- GDP (PPP):
- $30.4 billion
- -4.4% growth
- -5.6% 5-year compound annual growth
- $36,017 per capita
- Inflation (CPI):
- FDI Inflow:
Equatorial Guinea’s economic freedom score is 41.0, making its economy the 174th freest in the 2019 Index. Its overall score has decreased by 1.0 point, with sharp drops in government integrity and business freedom outweighing an increase in the score for government spending. Equatorial Guinea is ranked 44th among 47 countries in the Sub-Saharan Africa region, and its overall score is well below the regional and world averages.
Declining proven reserves and production of oil, the major economic driver during the hydrocarbons boom years, have reduced the government’s ability to use debt-financed investment to support growth. Development is uneven, and poverty remains daunting. Persistent institutional weaknesses impede private-sector development. The rule of law is weak. Pervasive corruption and onerous regulations are major hurdles for foreign and domestic investment. The government has been criticized for lack of transparency in its use and misuse of oil revenues.
Equatorial Guinea gained independence from Spain in 1968. President Teodoro Obiang seized power in a 1979 coup and won reelection to another seven-year term in 2016 with 93 percent of the vote.

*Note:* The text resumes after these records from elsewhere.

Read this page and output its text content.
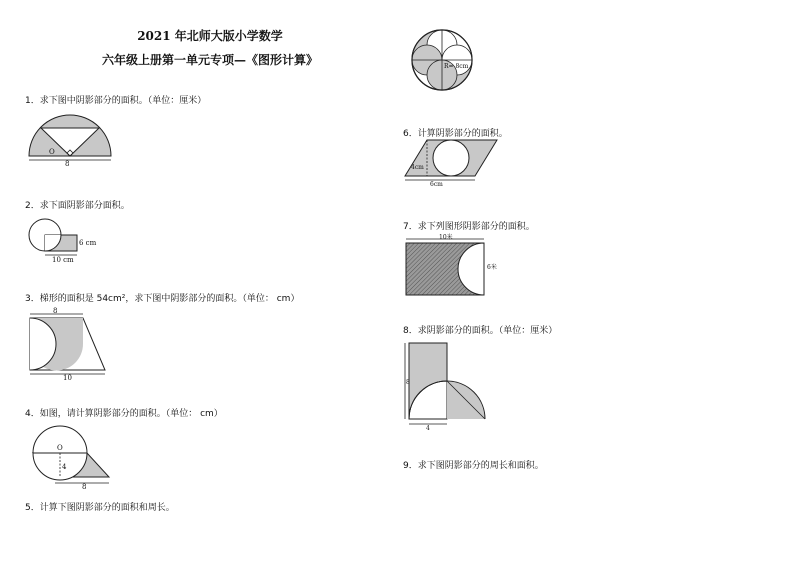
2021 年北师大版小学数学
六年级上册第一单元专项—《图形计算》
1．求下图中阴影部分的面积。（单位：厘米）
O
8
2．求下面阴影部分面积。
6 cm
10 cm
3．梯形的面积是 54cm²，求下图中阴影部分的面积。（单位： cm）
8
10
4．如图，请计算阴影部分的面积。（单位： cm）
O
4
8
5．计算下图阴影部分的面积和周长。
R= 8cm
6．计算阴影部分的面积。
4cm
6cm
7．求下列图形阴影部分的面积。
10米
6米
8．求阴影部分的面积。（单位：厘米）
8
4
9．求下图阴影部分的周长和面积。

The opposition protested the result as fraudulent. The ruling party controls 99 of 100 parliamentary seats. In 2018, the Supreme Court approved the dissolution of the main opposition party and 30-year prison sentences for nearly two dozen opposition members; Obiang later declared a total amnesty for political prisoners. Equatorial Guinea was once one of Africa’s fastest-growing economies and sub-Saharan Africa’s third-largest oil producer, but its economy is now in decline. In 2017, Obiang’s son (and vice president) Teodorín was convicted in absentia of corruption-related charges in France.
Property rights are enforced selectively, and the government can seize land with little or no due process. The judicial system is not independent, as the president is also the chief magistrate. Graft and nepotism are rampant. Foreign companies must guard against the taint of money laundering that often occurs through cross-border currency transactions and illegal international cash transfers by local companies or corrupt individuals.
The top personal income and corporate tax rates are 35 percent. Other taxes include value-added and inheritance taxes. The overall tax burden equals 20.4 percent of total domestic income. Over the past three years, government spending has amounted to 32.8 percent of the country’s output (GDP), and budget deficits have averaged 10.4 percent of GDP. Public debt is equivalent to 42.7 percent of GDP.
Persistent regulatory shortcomings impede development of a more vibrant private sector. Cumbersome procedures and high compliance costs slow licensing and make starting a business more difficult. Existing labor regulations are outmoded and create challenging barriers to hiring. The government continues efforts to stabilize fiscally by reducing fuel subsidies but has increased other public spending.
The combined value of exports and imports is equal to 94.4 percent of GDP. The average applied tariff rate is 15.6 percent. Pervasive corruption and onerous regulations are impediments to foreign and domestic investment in Equatorial Guinea. Credit costs are high, and access to financing is limited. The government controls long-term lending through the state-owned development bank.